It’s bugged me for a while that my WordPress posts would often have an extra space at the beginning of a line. It would only happen when it was a new sentence, and after a while I realized it was related to my habit of typing two spaces after a period.
I finally got grumpy enough to try to find a solution for it today. The obvious “edit every old post to remove double-spaces” seemed inefficient, and frankly I’m not likely to retrain myself to use only one space for future posts.
I assumed this would be a well known issue and there would a tuneable or a plugin to address it, but it turned out to be really hard to Google the right terms. I have actually decided not to change anything on my system based on my findings, but I wanted to document what I learned.
First, I did find a few plugins, but nothing that looked especially well-made. I never even installed one, because they all looked so suspect that I assumed they would reformat all my code snippets also. I care much more about the formatting in those code snippets than I do the double-space issue.

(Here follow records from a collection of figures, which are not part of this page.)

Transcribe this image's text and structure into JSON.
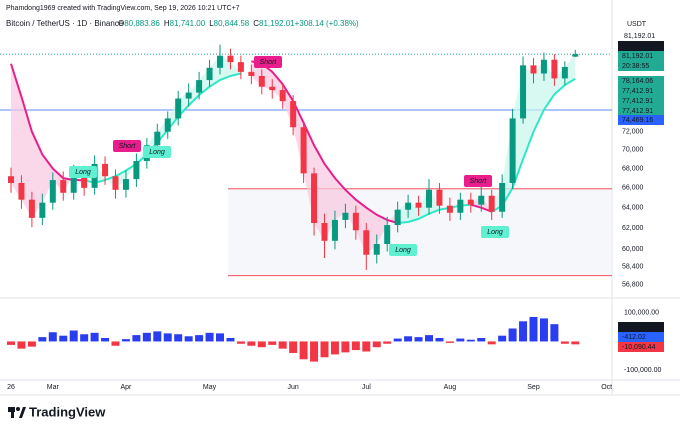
{
  "chart_data": {
    "type": "candlestick",
    "header": "Phamdong1969 created with TradingView.com, Sep 19, 2026 10:21 UTC+7",
    "title": "Bitcoin / TetherUS · 1D · Binance",
    "legend": [
      {
        "key": "O",
        "label": "80,883.86"
      },
      {
        "key": "H",
        "label": "81,741.00"
      },
      {
        "key": "L",
        "label": "80,844.58"
      },
      {
        "key": "C",
        "label": "81,192.01"
      },
      {
        "key": "",
        "label": "+308.14 (+0.38%)"
      }
    ],
    "currency": "USDT",
    "categories": [
      "26",
      null,
      null,
      null,
      "Mar",
      null,
      null,
      null,
      null,
      null,
      null,
      "Apr",
      null,
      null,
      null,
      null,
      null,
      null,
      null,
      "May",
      null,
      null,
      null,
      null,
      null,
      null,
      null,
      "Jun",
      null,
      null,
      null,
      null,
      null,
      null,
      "Jul",
      null,
      null,
      null,
      null,
      null,
      null,
      null,
      "Aug",
      null,
      null,
      null,
      null,
      null,
      null,
      null,
      "Sep",
      null,
      null,
      null,
      null,
      null,
      null,
      "Oct"
    ],
    "open": [
      67200,
      66500,
      64800,
      63000,
      64500,
      66800,
      65500,
      67500,
      66000,
      68500,
      67200,
      65800,
      66900,
      68800,
      70500,
      72000,
      73500,
      75800,
      76500,
      78000,
      79500,
      81000,
      80200,
      79000,
      78500,
      77200,
      76800,
      75500,
      72500,
      67500,
      62500,
      60800,
      62800,
      63500,
      61800,
      59500,
      60500,
      62300,
      63800,
      64500,
      64000,
      65800,
      64200,
      63500,
      64800,
      64300,
      65200,
      63600,
      66500,
      73500,
      79800,
      78800,
      80500,
      78200,
      80883.86,
      null,
      null,
      null
    ],
    "high": [
      68100,
      67300,
      65600,
      65400,
      67600,
      67700,
      68400,
      68300,
      69400,
      69300,
      67900,
      67800,
      69600,
      71300,
      72900,
      74300,
      76700,
      77600,
      79000,
      80500,
      82400,
      81900,
      81000,
      79900,
      79300,
      78100,
      77600,
      76200,
      73200,
      68100,
      63400,
      63700,
      64400,
      64200,
      62500,
      61400,
      63100,
      64600,
      65300,
      65200,
      66900,
      66500,
      65000,
      65500,
      65500,
      66100,
      65800,
      67400,
      74600,
      80900,
      80700,
      81400,
      81200,
      80300,
      81741,
      null,
      null,
      null
    ],
    "low": [
      65500,
      63900,
      62100,
      62300,
      63800,
      64700,
      64800,
      65200,
      65300,
      66300,
      64900,
      65000,
      66100,
      68000,
      69700,
      71200,
      72700,
      74900,
      75700,
      77200,
      78700,
      79300,
      78100,
      77500,
      76300,
      75800,
      74600,
      71600,
      66500,
      61300,
      59200,
      60000,
      62000,
      60900,
      58100,
      58700,
      59800,
      61600,
      63000,
      63200,
      63300,
      63400,
      62700,
      62800,
      63500,
      63600,
      62800,
      63000,
      65900,
      72900,
      77600,
      77900,
      77300,
      77400,
      80844.58,
      null,
      null,
      null
    ],
    "close": [
      66500,
      64800,
      63000,
      64500,
      66800,
      65500,
      67500,
      66000,
      68500,
      67200,
      65800,
      66900,
      68800,
      70500,
      72000,
      73500,
      75800,
      76500,
      78000,
      79500,
      81000,
      80200,
      79000,
      78500,
      77200,
      76800,
      75500,
      72500,
      67500,
      62500,
      60800,
      62800,
      63500,
      61800,
      59500,
      60500,
      62300,
      63800,
      64500,
      64000,
      65800,
      64200,
      63500,
      64800,
      64300,
      65200,
      63600,
      66500,
      73500,
      79800,
      78800,
      80500,
      78200,
      79600,
      81192.01,
      null,
      null,
      null
    ],
    "up_color": "#089981",
    "down_color": "#f23645",
    "log_scale": true,
    "ylim": [
      55900,
      83000
    ],
    "yticks": [
      {
        "value": 56800,
        "label": "56,800"
      },
      {
        "value": 58400,
        "label": "58,400"
      },
      {
        "value": 60000,
        "label": "60,000"
      },
      {
        "value": 62000,
        "label": "62,000"
      },
      {
        "value": 64000,
        "label": "64,000"
      },
      {
        "value": 66000,
        "label": "66,000"
      },
      {
        "value": 68000,
        "label": "68,000"
      },
      {
        "value": 70000,
        "label": "70,000"
      },
      {
        "value": 72000,
        "label": "72,000"
      }
    ],
    "bear_line": {
      "color": "#e91e8c",
      "fill": "#f8c8e0",
      "values": [
        80000,
        76000,
        72000,
        69500,
        68000,
        67000,
        66800,
        66800,
        null,
        null,
        null,
        null,
        null,
        null,
        null,
        null,
        null,
        null,
        null,
        null,
        null,
        null,
        null,
        80300,
        80000,
        79000,
        77500,
        75500,
        73000,
        70500,
        68500,
        67000,
        65800,
        64800,
        64000,
        63300,
        62800,
        62500,
        null,
        null,
        null,
        null,
        null,
        null,
        64300,
        64000,
        63600,
        null,
        null,
        null,
        null,
        null,
        null,
        null,
        null,
        null,
        null,
        null
      ]
    },
    "bull_line": {
      "color": "#2ee8c6",
      "fill": "#c8f7ec",
      "values": [
        null,
        null,
        null,
        null,
        null,
        null,
        null,
        66800,
        66500,
        66800,
        67200,
        67800,
        68500,
        69500,
        70800,
        72200,
        73700,
        75000,
        76200,
        77200,
        78000,
        78500,
        78800,
        null,
        null,
        null,
        null,
        null,
        null,
        null,
        null,
        null,
        null,
        null,
        null,
        null,
        null,
        62500,
        62600,
        62900,
        63400,
        63800,
        64000,
        64200,
        64300,
        null,
        63600,
        64200,
        66000,
        69000,
        72000,
        74500,
        76300,
        77400,
        78164.06,
        null,
        null,
        null
      ]
    },
    "signals": [
      {
        "label": "Long",
        "color": "#5ef0d0"
      },
      {
        "label": "Short",
        "color": "#e91e8c"
      },
      {
        "label": "Long",
        "color": "#5ef0d0"
      },
      {
        "label": "Short",
        "color": "#e91e8c"
      },
      {
        "label": "Long",
        "color": "#5ef0d0"
      },
      {
        "label": "Short",
        "color": "#e91e8c"
      },
      {
        "label": "Long",
        "color": "#5ef0d0"
      }
    ],
    "hline": {
      "value": 74469.16,
      "color": "#2962ff"
    },
    "range_box": {
      "values": [
        65900,
        57600
      ],
      "color": "#f23645"
    },
    "price_labels": [
      {
        "value": 81192.01,
        "label": "81,192.01",
        "color": "#131722"
      },
      {
        "value": 81192.01,
        "label": "81,192.01",
        "color": "#22ab94"
      },
      {
        "label": "20:38:55",
        "color": "#22ab94"
      },
      {
        "value": 78164.06,
        "label": "78,164.06",
        "color": "#22ab94"
      },
      {
        "value": 77412.91,
        "label": "77,412.91",
        "color": "#22ab94"
      },
      {
        "value": 77412.91,
        "label": "77,412.91",
        "color": "#22ab94"
      },
      {
        "value": 77412.91,
        "label": "77,412.91",
        "color": "#22ab94"
      },
      {
        "value": 74469.16,
        "label": "74,469.16",
        "color": "#2962ff"
      }
    ],
    "top_label": {
      "value": 81192.01,
      "label": "81,192.01"
    },
    "indicator": {
      "type": "histogram",
      "up_color": "#2b3df0",
      "down_color": "#f23645",
      "values": [
        -12000,
        -25000,
        -18000,
        15000,
        32000,
        20000,
        38000,
        25000,
        30000,
        12000,
        -15000,
        8000,
        22000,
        30000,
        35000,
        28000,
        25000,
        18000,
        22000,
        30000,
        28000,
        12000,
        -8000,
        -15000,
        -20000,
        -12000,
        -25000,
        -40000,
        -62000,
        -70000,
        -55000,
        -45000,
        -38000,
        -30000,
        -35000,
        -20000,
        -8000,
        10000,
        18000,
        15000,
        22000,
        12000,
        -5000,
        10000,
        6000,
        12000,
        -10000,
        20000,
        45000,
        70000,
        85000,
        80000,
        60000,
        -8000,
        -10090.44,
        null,
        null,
        null
      ],
      "ylim": [
        -127000,
        144000
      ],
      "yticks": [
        {
          "value": 100000,
          "label": "100,000.00"
        },
        {
          "value": -100000,
          "label": "-100,000.00"
        }
      ],
      "labels": [
        {
          "value": 0,
          "label": "0.00",
          "color": "#131722"
        },
        {
          "value": -412.02,
          "label": "-412.02",
          "color": "#2962ff"
        },
        {
          "value": -10090.44,
          "label": "-10,090.44",
          "color": "#f23645"
        }
      ]
    },
    "brand": "TradingView"
  }
}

Next, after looking at the page source and seeing that there were two spaces present and not, say ‘ ’ characters (*foreshadowing*), I tried to reproduce the problem outside of WP, mimicking the WP CSS. No luck.
I finally managed to Google up this WP support page where the reporter is describing the exact issue I am having. What’s interesting to me is that this is a relatively new ticket and he’s told that there’s no solution. It does point out what’s actually happening though:
What happens is that when you put two spaces in a row in the visual editor, wordpress converts it to “space + unicode_nbsp”
Ah. That’s right, always use tools that won’t lie to me. Of course view-source is just translating that unicode character (correctly) to a space. That’s what the character is supposed to look like. I can confirm that’s what’s happening though. I grabbed a copy of a post with wget and looked at the output with xxd:
While that page itself doesn’t offer a solution, it mentions WP bug 19936, and that bug actually contains the solution. Essentially, the root of the problem is the TinyMCE editor that is used to provide the WYSIWYG functionality of the WP “Visual” editor. TinyMCE was the component translating trailing spaces into non-breaking spaces. That ticket is actually closed because the 3.4 release will include a newer version of TinyMCE which employs slightly better logic about which space to make non-breaking.
Again, none of that really helps me right now, and I suspect that it won’t help old posts in the future either because, once it’s been saved that way in the DB, the trailing space has already been translated to a non-breaking space (it just looks like a regular space in the text editor). Also, 3.4 isn’t released yet, so that’s not a help on newer posts.
What does work, though, is just using the HTML editor instead of the Visual editor. Normally I would say that this is a poor solution, but I had already sworn off the Visual editor in the past week after getting too fed up with how it irreparably mangles code snippets.
Update: I actually went back and edited the last 10 posts, replacing the unicode_nonbreak with a regular ASCII space character. I wasn’t going to, but I figured out a relatively easy way to do it. I had feared I wouldn’t be able to do a bulk find and replace for fear of harming other formatting. I found that a good text editor (I used Notepad++) can do a find and replace on the specific U+00A0 character very quickly. I couldn’t figure out how to type that character, but I could copy it from the post and paste it into the search box, then type a regular space into the replace box. Since the find/replace box stays open all the time, I could copy the text out of the post, paste it into n++, replace all, copy out of n++, and paste into WP very quickly. Once I figure out what I was doing it took about 3 minutes to fix those 10 posts. If I had a very large site I would probably write a tool to do a find/replace against the DB directly, but this solution worked fine for me.
Update 2, 2013-01-21: John Girdwood suggests a filter in the comments. I can’t vouch for it and won’t be testing it (because it’s not an active aggravation for me anymore) but if anyone else does and wants to comment on it I’d love to hear about it.